Les convois du CICR ont transporté environ 1 500 personnes, dont plus de 800 patients, hors du Haut-Karabakh pendant le blocus. Selon les autorités du Haut-Karabakh, les besoins étaient bien plus importants. Un ancien coordinateur du ministère de la santé de l'enclave a déclaré aux journalistes que plus du double de ce nombre de patients devait être évacué, mais qu'aucune place n'avait pu être trouvée.
Cette affirmation n'a pas pu être vérifiée de manière indépendante. Mais les données relatives aux passagers des convois obtenues par les journalistes suggèrent que l'organisation aurait pu évacuer un plus grand nombre de personnes. Elles montrent que les transferts ont parfois été complètement interrompus, à un moment donné pendant près d'un mois.
Un ancien employé de haut rang du CICR a déclaré que le processus devenait de plus en plus délicat à mesure que les autorités azerbaïdjanaises dressaient des obstacles de plus en plus nombreux.
« Chaque convoi suivant était plus difficile, plus difficile, plus difficile », a déclaré l'employé, qui était directement impliqué dans les transports de l'organisation.

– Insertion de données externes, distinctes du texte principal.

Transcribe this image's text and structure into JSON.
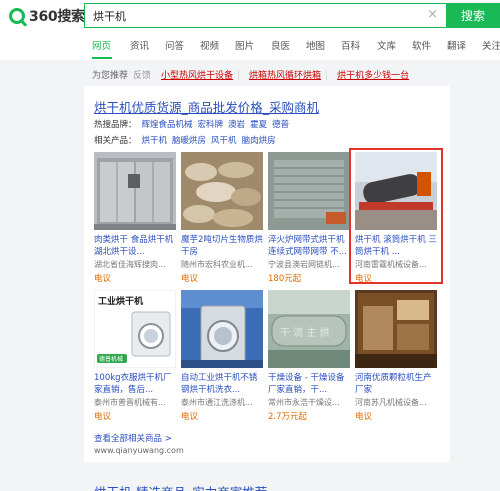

« Ils ont mis la pression, en commençant par des choses mineures sur place, jusqu'à des choses importantes au [ministère des affaires étrangères] azerbaïdjanais », ont-ils expliqué, décrivant les défis bureaucratiques et logistiques, les disputes en coulisses sur des détails mineurs, et les interdictions totales de mouvement. « Nous ne pouvions pas travailler correctement.
L'employé du CICR n'est pas identifié dans cet article car il n'a pas été autorisé à partager des informations politiquement sensibles. Cependant, les journalistes ont corroboré son récit en utilisant les données du convoi, les déclarations d'autres représentants du CICR et du gouvernement, des entretiens avec des habitants et des reportages locaux de l'époque.
Le rapport de l'OCCRP met également en lumière une faille importante dans le mouvement de la Croix-Rouge internationale concernant le conflit du Haut-Karabakh : Une branche locale, le Croissant-Rouge de l'Azerbaïdjan, s'est publiquement opposée au travail du CICR dans le territoire.
Bien que mandatés pour respecter les principes officiels de la Croix-Rouge, notamment la neutralité, l'impartialité et l'unité, les responsables du Croissant-Rouge de l'Azerbaïdjan ont à plusieurs reprises adopté les récits du gouvernement azerbaïdjanais, remis publiquement en question les souffrances des Arméniens du Haut-Karabakh et contesté l'autorité de la mission du CICR.
Le Croissant-Rouge d'Azerbaïdjan est profondément lié au régime autoritaire du président Ilham Aliyev, qui, en plus de 20 ans de règne, a laissé l'Azerbaïdjan en queue de peloton des classements en matière de droits de l'homme et de démocratie. Mais l'organisation n'a jamais fait l'objet d'un examen approfondi du type de celui auquel sont soumis ses homologues dans des pays comme le Belarus, où l'adhésion de la Croix-Rouge locale à la FICR a été suspendue l'année dernière après qu'il a été établi qu'elle avait violé les principes fondamentaux du mouvement.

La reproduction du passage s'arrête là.